It now costs Metro Vancouver more to use the Cache Creek Landfill because the landfill’s owner is paying royalties to local First Nations and passing along the cost.
Belkorp Environmental, the parent firm of landfill operator Wastech, agreed more than three years ago to pay the Ashcroft and Bonaparte Indian Bands a royalty on each tonne of garbage dumped at Cache Creek, in order to secure the bands’ support for Belkorp’s planned expansion of the landfill.
Metro challenged Wastech’s decision to pass along the royalty costs, arguing the regional district never agreed to the fees and they shouldn’t be counted as part of landfill’s operating costs.
An arbitrator ruled in favour of Wastech in November and upheld the payments.
Metro won’t disclose exactly how much taxpayers’ money now flows to the two bands via the landfill owners, citing confidentiality of the arbitration process.
But when the province approved an initial extension of the landfill in early 2010, the environment ministry said royalties to local communities would be worth $1 million a year.
Surrey Coun. Marvin Hunt said the royalties might mean at most a one or two per cent increase in Metro’s landfilling costs, but adds he thinks “a re-evaluation of the whole deal” with Wastech is justified.
“That was never part of an agreement we made with Wastech,” Hunt said. “This was a deal Wastech cut on their own behalf to do a future proposal of a future expansion of the Cache Creek landfill. It should come out of their money, not our money.”
“As operators of the Cache Creek Landfill for the past 20 years and, more recently, the Cache Creek Landfill Annex, Belkorp/Wastech has demonstrated its commitment to corporate responsibility and consultation with the hosting and neighbouring communities of our facilities,” stated Janet Tecklenborg, General Manager of Wastech Services Ltd. “We conduct our business in a way we believe is fair for the communities in which we operate.
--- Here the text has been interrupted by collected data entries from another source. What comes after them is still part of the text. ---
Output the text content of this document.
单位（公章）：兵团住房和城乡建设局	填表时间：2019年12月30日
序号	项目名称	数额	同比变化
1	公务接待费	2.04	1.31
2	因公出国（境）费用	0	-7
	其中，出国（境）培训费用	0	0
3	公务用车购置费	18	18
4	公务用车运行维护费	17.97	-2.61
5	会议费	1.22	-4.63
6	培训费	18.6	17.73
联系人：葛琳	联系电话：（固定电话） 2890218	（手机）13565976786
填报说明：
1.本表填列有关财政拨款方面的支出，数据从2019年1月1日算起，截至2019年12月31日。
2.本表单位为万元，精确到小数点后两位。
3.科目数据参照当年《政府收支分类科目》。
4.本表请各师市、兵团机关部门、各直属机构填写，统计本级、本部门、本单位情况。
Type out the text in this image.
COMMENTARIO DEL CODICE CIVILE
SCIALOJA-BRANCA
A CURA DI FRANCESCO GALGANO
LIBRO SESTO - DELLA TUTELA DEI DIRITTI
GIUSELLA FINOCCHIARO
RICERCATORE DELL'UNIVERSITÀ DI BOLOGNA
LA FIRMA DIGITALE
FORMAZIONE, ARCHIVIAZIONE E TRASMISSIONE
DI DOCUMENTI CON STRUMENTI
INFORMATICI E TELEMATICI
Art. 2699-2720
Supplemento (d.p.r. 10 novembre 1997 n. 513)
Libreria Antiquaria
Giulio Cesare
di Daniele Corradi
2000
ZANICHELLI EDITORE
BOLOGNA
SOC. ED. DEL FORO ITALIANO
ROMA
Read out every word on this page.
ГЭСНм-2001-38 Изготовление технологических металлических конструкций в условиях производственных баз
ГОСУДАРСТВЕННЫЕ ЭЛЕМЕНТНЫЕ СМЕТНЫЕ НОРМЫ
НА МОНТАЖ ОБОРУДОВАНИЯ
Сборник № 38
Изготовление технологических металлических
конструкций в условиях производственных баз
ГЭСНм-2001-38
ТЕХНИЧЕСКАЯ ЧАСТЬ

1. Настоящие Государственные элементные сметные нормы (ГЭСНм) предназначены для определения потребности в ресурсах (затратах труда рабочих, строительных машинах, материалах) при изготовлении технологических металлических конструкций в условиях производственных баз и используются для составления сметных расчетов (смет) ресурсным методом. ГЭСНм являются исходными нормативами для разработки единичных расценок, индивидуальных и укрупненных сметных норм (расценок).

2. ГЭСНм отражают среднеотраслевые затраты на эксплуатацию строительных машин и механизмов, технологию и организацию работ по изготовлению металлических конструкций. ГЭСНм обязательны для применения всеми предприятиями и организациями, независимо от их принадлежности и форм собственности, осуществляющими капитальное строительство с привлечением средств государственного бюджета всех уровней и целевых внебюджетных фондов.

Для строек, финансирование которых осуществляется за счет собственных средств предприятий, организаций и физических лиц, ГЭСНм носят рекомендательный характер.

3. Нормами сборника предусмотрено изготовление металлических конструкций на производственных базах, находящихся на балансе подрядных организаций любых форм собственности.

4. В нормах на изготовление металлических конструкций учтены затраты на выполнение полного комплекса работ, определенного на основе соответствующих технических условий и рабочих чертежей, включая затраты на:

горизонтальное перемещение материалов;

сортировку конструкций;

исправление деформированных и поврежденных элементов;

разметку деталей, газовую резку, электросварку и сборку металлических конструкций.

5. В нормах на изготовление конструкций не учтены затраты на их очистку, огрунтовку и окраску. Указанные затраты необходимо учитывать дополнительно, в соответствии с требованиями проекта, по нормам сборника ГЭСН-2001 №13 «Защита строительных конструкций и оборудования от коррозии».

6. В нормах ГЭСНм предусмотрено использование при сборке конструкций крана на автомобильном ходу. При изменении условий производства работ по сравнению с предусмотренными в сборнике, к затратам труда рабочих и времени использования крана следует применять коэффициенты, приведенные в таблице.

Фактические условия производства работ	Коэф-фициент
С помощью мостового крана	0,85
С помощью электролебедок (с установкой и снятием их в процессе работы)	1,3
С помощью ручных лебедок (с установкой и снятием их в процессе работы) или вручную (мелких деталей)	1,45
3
In our perspective, these communities have always included, and will continue to include, First Nations.”
Richmond Mayor and Metro zero waste committee chair Malcolm Brodie said he was also “surprised and disappointed” by the arbitrator’s decision, but noted it is final.
“I find it alarming that a company not a party to the contract with Metro Vancouver can negotiate a royalty and pass along that royalty to Wastech and then to Metro Vancouver.”
Brodie said the issue highlights the need for Metro Vancouver to own and control its own waste-disposal facilities, noting such a problem wouldn’t arise at the Metro-owned garbage incinerator in Burnaby.
The region intends to build a new waste-to-energy plant over the next several years to end its use of the Cache Creek landfill and most directors so far support regional district ownership of the new plant, not a P3 model where a private firm owns it.
Metro can absorb the extra royalty costs, Brodie said, because the region is running a surplus in its $105-million budget for solid waste management.
Belkorp didn’t secure unanimous backing from aboriginal leaders – the Nlaka’pamux Nation Tribal Council continues to oppose expansion of the landfill and did not agree to take royalties.